Der oscarprämierte Regisseur Spielberg sagte in einem Interview vor drei Jahren gegenüber «BBC», dass er bedauere, dass die blutrünstige Darstellung des Weissen Hais in seinem Film «Jaws» von 1975 zu einem starken Rückgang der Population dieser Tiere geführt hat.
«Jaws» löste bei den Fischern an der Ostküste der USA einen «kollektiven Testosteronrausch» aus, der Tausende dazu veranlasste, Haie als Sport zu jagen, wie George Burgess, ehemaliger Direktor des Florida Program for Shark Research, 2015 gegenüber «BBC» erklärte. In den Jahren nach der Veröffentlichung des Films ging die Zahl des Weissen Hais in den Gewässern im Osten der USA um etwa 50 Prozent zurück.
Im Vergleich zu den Haien, die bei der industriellen Fischerei getötet werden, ist das allerdings nur ein kleiner Tropfen auf dem heissen Stein.
Neben der Angst hat «Jaws» auch das Interesse an Haien geweckt. «Seitdem wurde nicht nur die Forschung über Weisse Haie, sondern auch über viele andere Arten finanziert», erzählt Jake Elstner, Oceanography-Doktorand an der Universität San Diego.

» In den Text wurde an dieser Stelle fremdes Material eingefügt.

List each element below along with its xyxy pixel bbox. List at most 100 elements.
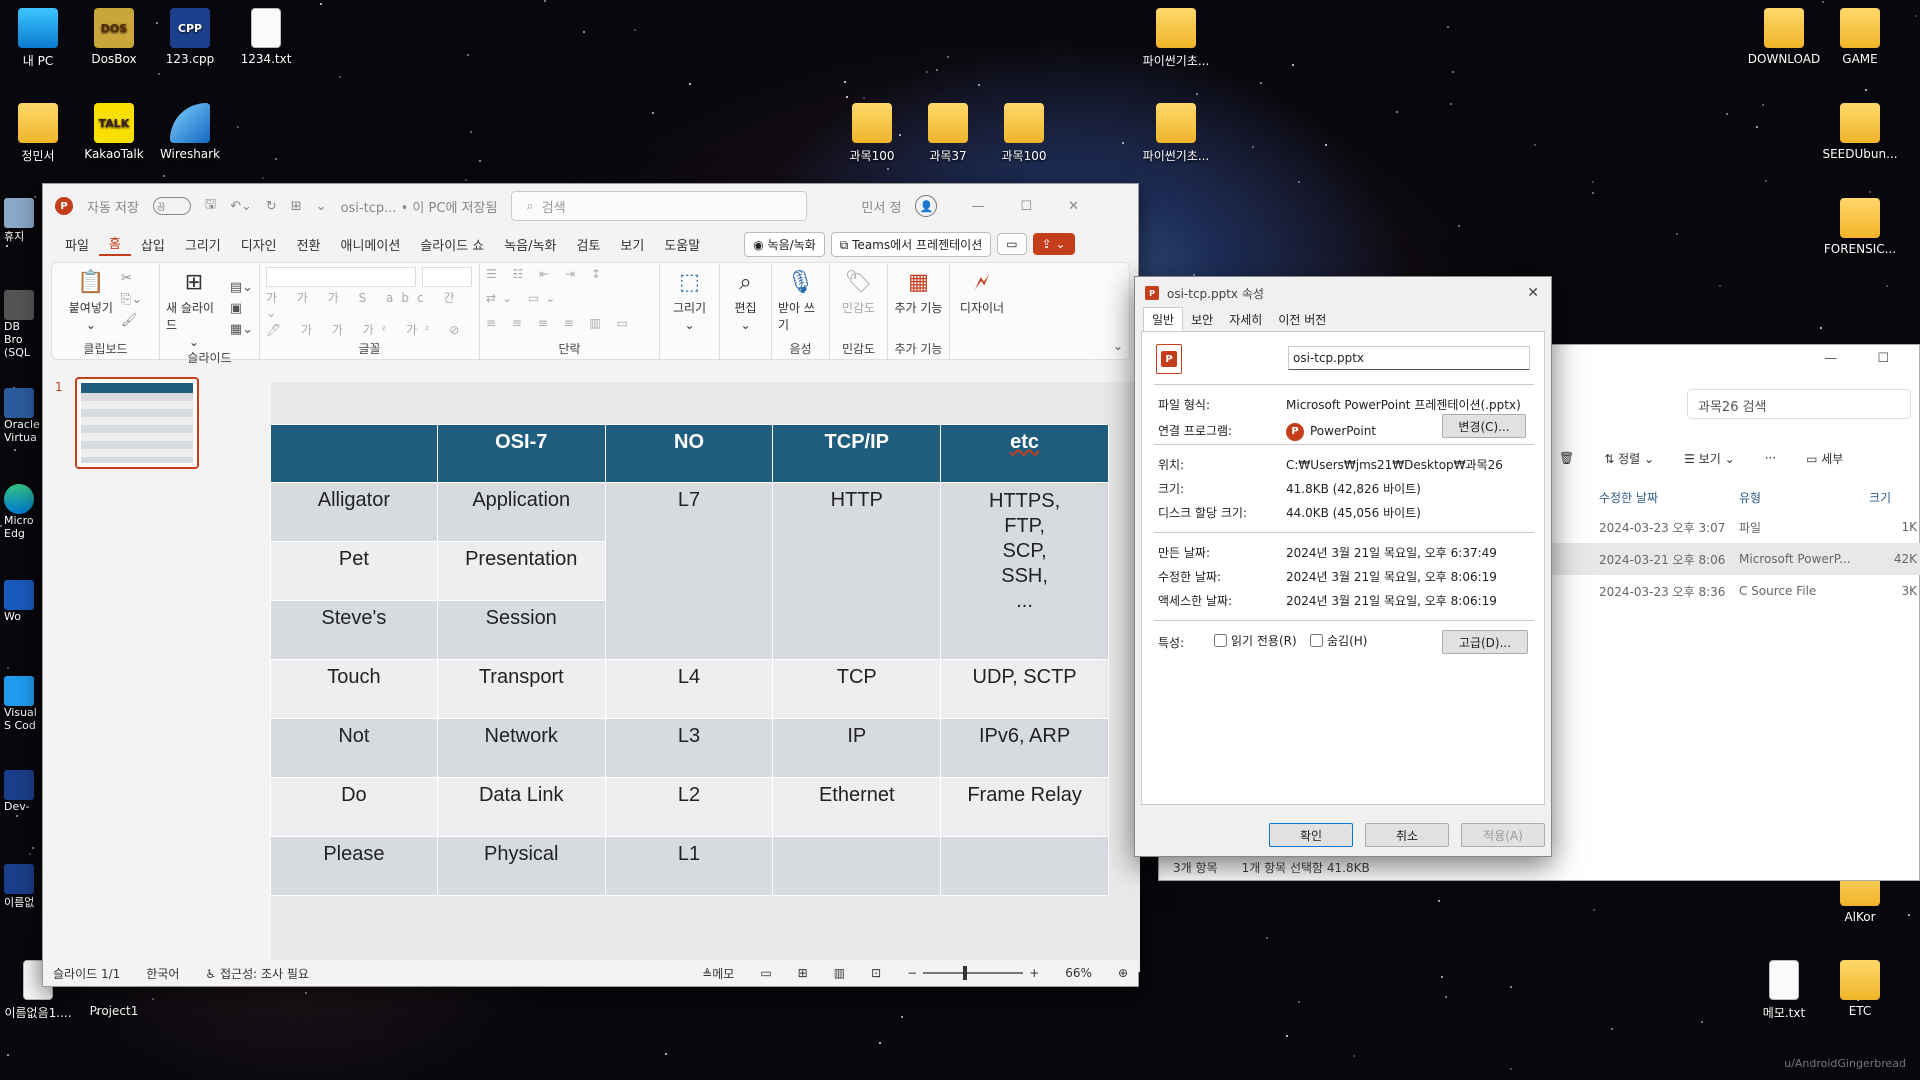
zoom-slider[interactable]: − + bbox=[907, 966, 1039, 980]
desktop-icon-subject100a[interactable]: 과목100 bbox=[834, 103, 910, 164]
share-button[interactable]: ⇪ ⌄ bbox=[1032, 233, 1075, 255]
tab-view[interactable]: 보기 bbox=[610, 235, 654, 254]
delete-icon[interactable]: 🗑 bbox=[1559, 451, 1574, 465]
document-title[interactable]: osi-tcp... • 이 PC에 저장됨 bbox=[341, 197, 498, 216]
minimize-icon[interactable]: — bbox=[971, 199, 984, 214]
tab-file[interactable]: 파일 bbox=[55, 235, 99, 254]
tab-details[interactable]: 자세히 bbox=[1221, 308, 1270, 331]
desktop-icon-subject100b[interactable]: 과목100 bbox=[986, 103, 1062, 164]
tab-draw[interactable]: 그리기 bbox=[175, 235, 231, 254]
new-slide-button[interactable]: ⊞ 새 슬라이드 ⌄ bbox=[166, 267, 222, 350]
cancel-button[interactable]: 취소 bbox=[1365, 823, 1449, 847]
slide-thumbnail[interactable] bbox=[75, 377, 199, 469]
tab-record[interactable]: 녹음/녹화 bbox=[494, 235, 566, 254]
desktop-icon-vscode[interactable]: Visual S Cod bbox=[4, 676, 42, 732]
font-name-box[interactable] bbox=[266, 267, 416, 287]
sort-button[interactable]: ⇅ 정렬 ⌄ bbox=[1604, 450, 1654, 467]
redo-icon[interactable]: ↻ bbox=[266, 199, 277, 214]
format-painter-icon[interactable]: 🖌 bbox=[121, 313, 142, 328]
present-icon[interactable]: ⊞ bbox=[291, 199, 302, 214]
paste-button[interactable]: 📋 붙여넣기 ⌄ bbox=[69, 267, 113, 333]
normal-view-icon[interactable]: ▭ bbox=[760, 966, 771, 980]
desktop-icon-word[interactable]: Wo bbox=[4, 580, 34, 623]
sensitivity-button[interactable]: 🏷 민감도 bbox=[842, 267, 875, 316]
desktop-icon-kakaotalk[interactable]: TALK KakaoTalk bbox=[76, 103, 152, 161]
accessibility-status[interactable]: ♿ 접근성: 조사 필요 bbox=[205, 965, 309, 982]
layout-icon[interactable]: ▤⌄ bbox=[230, 280, 253, 295]
desktop-icon-python-a[interactable]: 파이썬기초... bbox=[1138, 8, 1214, 69]
desktop-icon-memo-txt[interactable]: 메모.txt bbox=[1746, 960, 1822, 1021]
desktop-icon-noname[interactable]: 이름없 bbox=[4, 864, 34, 910]
close-icon[interactable]: ✕ bbox=[1527, 285, 1551, 301]
col-modified[interactable]: 수정한 날짜 bbox=[1599, 489, 1739, 506]
slide-osi-table[interactable]: OSI-7 NO TCP/IP etc Alligator Applicatio… bbox=[270, 424, 1109, 896]
zoom-level[interactable]: 66% bbox=[1065, 966, 1092, 980]
cut-icon[interactable]: ✂ bbox=[121, 271, 142, 286]
tab-general[interactable]: 일반 bbox=[1143, 307, 1184, 331]
tab-slideshow[interactable]: 슬라이드 쇼 bbox=[410, 235, 494, 254]
desktop-icon-1234-txt[interactable]: 1234.txt bbox=[228, 8, 304, 66]
reset-icon[interactable]: ▣ bbox=[230, 301, 253, 316]
teams-present-button[interactable]: ⧉ Teams에서 프레젠테이션 bbox=[830, 231, 992, 257]
desktop-icon-download[interactable]: DOWNLOAD bbox=[1746, 8, 1822, 66]
addins-button[interactable]: ▦ 추가 기능 bbox=[895, 267, 943, 316]
slide-sorter-icon[interactable]: ⊞ bbox=[798, 966, 808, 980]
col-type[interactable]: 유형 bbox=[1739, 489, 1869, 506]
tab-previous-versions[interactable]: 이전 버전 bbox=[1270, 308, 1334, 331]
tab-review[interactable]: 검토 bbox=[567, 235, 611, 254]
table-row[interactable]: 2024-03-23 오후 3:07 파일 1K bbox=[1549, 511, 1920, 543]
file-properties-dialog[interactable]: P osi-tcp.pptx 속성 ✕ 일반 보안 자세히 이전 버전 P os… bbox=[1134, 276, 1552, 857]
details-pane-button[interactable]: ▭ 세부 bbox=[1806, 450, 1843, 467]
reading-view-icon[interactable]: ▥ bbox=[834, 966, 845, 980]
tab-home[interactable]: 홈 bbox=[98, 233, 131, 256]
save-icon[interactable]: 🖫 bbox=[205, 195, 216, 217]
collapse-ribbon-icon[interactable]: ⌄ bbox=[1113, 339, 1123, 353]
notes-button[interactable]: ≜메모 bbox=[702, 965, 734, 982]
desktop-icon-my-pc[interactable]: 내 PC bbox=[0, 8, 76, 69]
slide-count[interactable]: 슬라이드 1/1 bbox=[53, 965, 120, 982]
close-icon[interactable]: ✕ bbox=[1068, 199, 1079, 214]
copy-icon[interactable]: ⎘⌄ bbox=[121, 292, 142, 307]
edit-button[interactable]: ⌕ 편집 ⌄ bbox=[731, 267, 761, 333]
user-name[interactable]: 민서 정 bbox=[861, 197, 901, 216]
language[interactable]: 한국어 bbox=[146, 965, 179, 982]
explorer-search-box[interactable]: 과목26 검색 bbox=[1687, 389, 1911, 419]
desktop-icon-dosbox[interactable]: DOS DosBox bbox=[76, 8, 152, 66]
advanced-button[interactable]: 고급(D)... bbox=[1442, 630, 1528, 654]
draw-button[interactable]: ⬚ 그리기 ⌄ bbox=[673, 267, 706, 333]
desktop-icon-etc[interactable]: ETC bbox=[1822, 960, 1898, 1018]
section-icon[interactable]: ▦⌄ bbox=[230, 322, 253, 337]
more-icon[interactable]: ··· bbox=[1765, 451, 1776, 465]
dictate-button[interactable]: 🎙 받아 쓰기 bbox=[778, 267, 823, 333]
col-size[interactable]: 크기 bbox=[1869, 489, 1891, 506]
table-row[interactable]: 2024-03-21 오후 8:06 Microsoft PowerP... 42K bbox=[1549, 543, 1920, 575]
fit-slide-icon[interactable]: ⊕ bbox=[1118, 966, 1138, 980]
maximize-icon[interactable]: ☐ bbox=[1020, 199, 1032, 214]
tab-security[interactable]: 보안 bbox=[1183, 308, 1221, 331]
font-size-box[interactable] bbox=[422, 267, 472, 287]
desktop-icon-wireshark[interactable]: Wireshark bbox=[152, 103, 228, 161]
view-button[interactable]: ☰ 보기 ⌄ bbox=[1684, 450, 1735, 467]
avatar[interactable]: 👤 bbox=[915, 195, 938, 217]
readonly-checkbox[interactable]: 읽기 전용(R) bbox=[1214, 632, 1297, 649]
hidden-checkbox[interactable]: 숨김(H) bbox=[1310, 632, 1367, 649]
filename-input[interactable]: osi-tcp.pptx bbox=[1288, 346, 1530, 370]
ok-button[interactable]: 확인 bbox=[1269, 823, 1353, 847]
tab-transitions[interactable]: 전환 bbox=[287, 235, 331, 254]
autosave-toggle[interactable]: 끔 bbox=[152, 197, 191, 215]
desktop-icon-jeongminseo[interactable]: 정민서 bbox=[0, 103, 76, 164]
undo-icon[interactable]: ↶⌄ bbox=[230, 199, 252, 214]
desktop-icon-seedubuntu[interactable]: SEEDUbun... bbox=[1822, 103, 1898, 161]
desktop-icon-forensic[interactable]: FORENSIC... bbox=[1822, 198, 1898, 256]
desktop-icon-edge[interactable]: Micro Edg bbox=[4, 484, 42, 540]
customize-qat-icon[interactable]: ⌄ bbox=[316, 199, 327, 214]
tab-help[interactable]: 도움말 bbox=[654, 235, 710, 254]
desktop-icon-virtualbox[interactable]: Oracle Virtua bbox=[4, 388, 42, 444]
desktop-icon-123-cpp[interactable]: CPP 123.cpp bbox=[152, 8, 228, 66]
tab-design[interactable]: 디자인 bbox=[231, 235, 287, 254]
tab-insert[interactable]: 삽입 bbox=[131, 235, 175, 254]
desktop-icon-subject37[interactable]: 과목37 bbox=[910, 103, 986, 164]
desktop-icon-python-b[interactable]: 파이썬기초... bbox=[1138, 103, 1214, 164]
desktop-icon-devcpp[interactable]: Dev- bbox=[4, 770, 34, 813]
desktop-icon-game[interactable]: GAME bbox=[1822, 8, 1898, 66]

Er arbeitet daran, dass wir diese Tiere besser verstehen. Denn wissenschaftlich gibt es keine Beweise, dass Haie «hinter uns her sind».
Mehr Forschung (und damit ein besseres Verständnis für die Tiere) kann dabei helfen, Angriffe zu reduzieren. «Unsere Forschung ist darauf ausgerichtet, grundlegende Fragen zu beantworten», so Elstner. Dazu gehören Fragen wie, warum Haie sich in bestimmten Gebieten aufhalten und wie sie sich mit Jungtieren verhalten.

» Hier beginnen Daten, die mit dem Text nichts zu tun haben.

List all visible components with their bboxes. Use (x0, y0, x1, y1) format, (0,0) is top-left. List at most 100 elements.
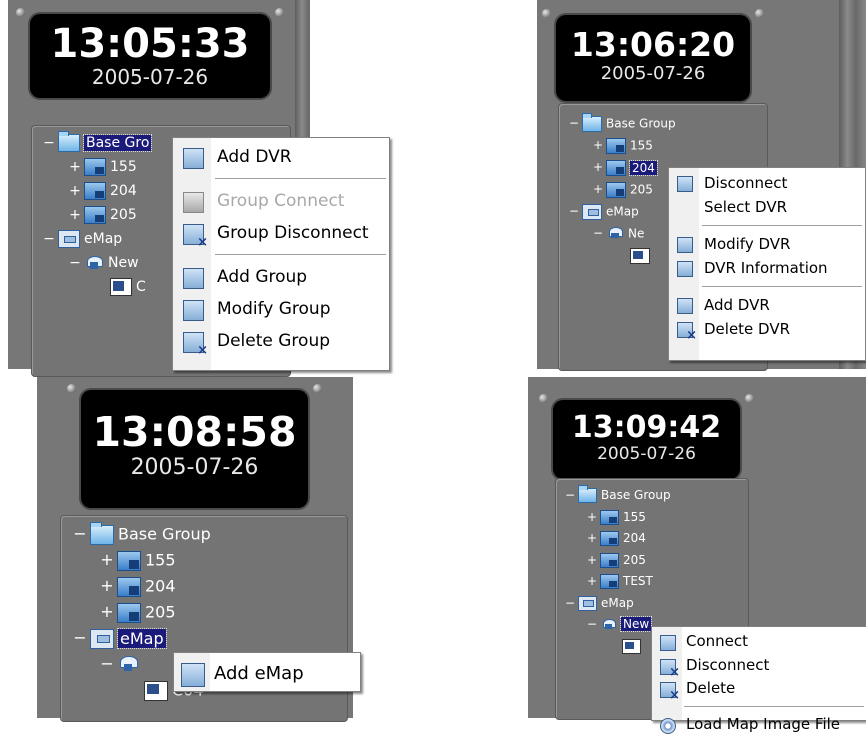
tree-expander[interactable]: + (97, 600, 117, 624)
tree-expander[interactable]: + (584, 551, 600, 570)
menu-item[interactable]: Select DVR (669, 195, 865, 219)
menu-item[interactable]: Add Group (173, 261, 389, 293)
tree-expander[interactable]: + (584, 529, 600, 548)
dvr-icon (600, 531, 619, 546)
emap-icon (90, 628, 114, 649)
tree-expander[interactable]: + (66, 156, 84, 178)
tree-expander[interactable]: − (40, 228, 58, 250)
tree-node-label: 205 (623, 552, 646, 567)
menu-item[interactable]: Add DVR (173, 141, 389, 173)
tree-expander[interactable]: − (70, 522, 90, 546)
tree-expander[interactable]: − (562, 594, 578, 613)
tree-expander[interactable]: − (40, 132, 58, 154)
menu-item[interactable]: Disconnect (669, 171, 865, 195)
tree-node-label: Base Gro (82, 134, 153, 152)
tree-node[interactable]: − Base Group (70, 521, 211, 547)
menu-item[interactable]: Load Map Image File (652, 713, 866, 737)
tree-expander[interactable]: + (66, 204, 84, 226)
connect-icon (677, 176, 693, 192)
tree-expander[interactable]: − (70, 626, 90, 650)
tree-node[interactable]: + TEST (584, 572, 653, 591)
tree-node-label: Ne (628, 226, 645, 241)
menu-item[interactable]: Add eMap (174, 656, 360, 692)
menu-item[interactable]: Modify DVR (669, 232, 865, 256)
tree-node[interactable]: − eMap (562, 594, 634, 613)
tree-expander[interactable]: + (584, 572, 600, 591)
dvr-icon (84, 182, 106, 200)
tree-node-label: eMap (601, 595, 634, 610)
menu-item[interactable]: Disconnect (652, 654, 866, 680)
tree-node[interactable]: − Base Group (566, 112, 676, 134)
tree-expander[interactable]: + (97, 548, 117, 572)
tree-node-label: New (108, 255, 139, 271)
tree-node[interactable] (614, 245, 654, 266)
tree-expander[interactable]: − (97, 652, 117, 676)
dvr-icon (600, 509, 619, 525)
tree-expander[interactable]: − (66, 252, 84, 274)
info-icon (677, 261, 693, 277)
tree-expander[interactable]: − (584, 615, 600, 634)
menu-item[interactable]: Group Disconnect (173, 217, 389, 250)
tree-node[interactable]: − Ne (590, 223, 644, 244)
tree-node[interactable]: +204 (584, 529, 646, 548)
tree-expander[interactable]: + (590, 157, 606, 177)
tree-node[interactable]: − Base Gro (40, 131, 153, 154)
tree-node[interactable]: +204 (66, 180, 137, 202)
emap-icon (578, 595, 597, 611)
tree-node[interactable]: − (97, 652, 143, 677)
tree-expander[interactable]: + (590, 179, 606, 199)
tree-node[interactable]: +205 (97, 600, 176, 625)
tree-node[interactable]: +204 (590, 157, 658, 178)
tree-expander[interactable]: + (584, 508, 600, 527)
add-icon (183, 268, 204, 289)
menu-item[interactable]: Delete (652, 677, 866, 703)
tree-node[interactable]: +155 (97, 548, 176, 573)
dvr-icon (117, 602, 141, 623)
tree-node[interactable]: − New (66, 252, 139, 274)
menu-item[interactable]: Modify Group (173, 293, 389, 325)
camera-icon (110, 278, 132, 296)
context-menu: Add DVR Group Connect Group Disconnect Add … (172, 137, 390, 371)
tree-expander[interactable]: − (562, 486, 578, 505)
tree-expander[interactable]: − (590, 223, 606, 243)
tree-node-label: eMap (117, 627, 167, 649)
tree-node-label: eMap (606, 204, 639, 219)
tree-node-label: 155 (623, 509, 646, 524)
tree-node[interactable]: +205 (584, 551, 646, 570)
menu-separator (702, 285, 862, 288)
tree-expander[interactable]: + (97, 574, 117, 598)
tree-node[interactable]: +205 (66, 204, 137, 226)
tree-node[interactable]: − Base Group (562, 485, 671, 505)
menu-item[interactable]: Connect (652, 630, 866, 654)
screw-icon (67, 384, 76, 393)
clock-display: 13:08:58 2005-07-26 (81, 390, 308, 508)
clock-date: 2005-07-26 (91, 65, 209, 89)
screw-icon (275, 8, 284, 17)
tree-expander[interactable]: + (590, 135, 606, 155)
menu-item[interactable]: DVR Information (669, 256, 865, 280)
tree-node[interactable]: − New (584, 615, 653, 634)
dvr-icon (600, 574, 619, 589)
tree-node[interactable]: +155 (590, 135, 653, 156)
tree-node[interactable]: − eMap (40, 228, 122, 250)
menu-item-label: DVR Information (704, 259, 828, 277)
tree-node[interactable]: +204 (97, 574, 176, 599)
menu-item[interactable]: Delete DVR (669, 317, 865, 343)
tree-node[interactable]: − eMap (566, 201, 639, 222)
tree-node-label: C (136, 279, 146, 295)
tree-node[interactable]: +155 (66, 156, 137, 178)
tree-node[interactable]: − eMap (70, 626, 167, 651)
tree-node[interactable]: +155 (584, 508, 646, 527)
tree-node[interactable] (606, 637, 645, 656)
tree-expander[interactable]: + (66, 180, 84, 202)
menu-item[interactable]: Delete Group (173, 325, 389, 358)
tree-node[interactable]: C (92, 276, 146, 298)
menu-item[interactable]: Add DVR (669, 293, 865, 317)
menu-item-label: Connect (686, 632, 749, 650)
tree-expander[interactable]: − (566, 113, 582, 133)
tree-expander[interactable]: − (566, 201, 582, 221)
screw-icon (755, 9, 764, 18)
tree-node[interactable]: +205 (590, 179, 653, 200)
folder-icon (578, 485, 597, 503)
dvr-icon (606, 181, 626, 198)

Wenn Haie in einem Riff vorkommen, ist das ein Zeichen für ein gesundes Ökosystem. Und davon profitieren auch wir Menschen bei der Fischerei.
Und auch wenn «Jaws» (und andere Hai-Filme) mit unseren Ängsten vor dem Unbekannten in der Tiefe spielt, gibt es keinen Grund, Angst vor den Raubtieren zu haben:
50 Jahre nach der Veröffentlichung von «Jaws» verändert sich die Sicht der Menschen auf den Hai also immer mehr ins Positive und die Forderung nach ihrem Schutz wird immer lauter.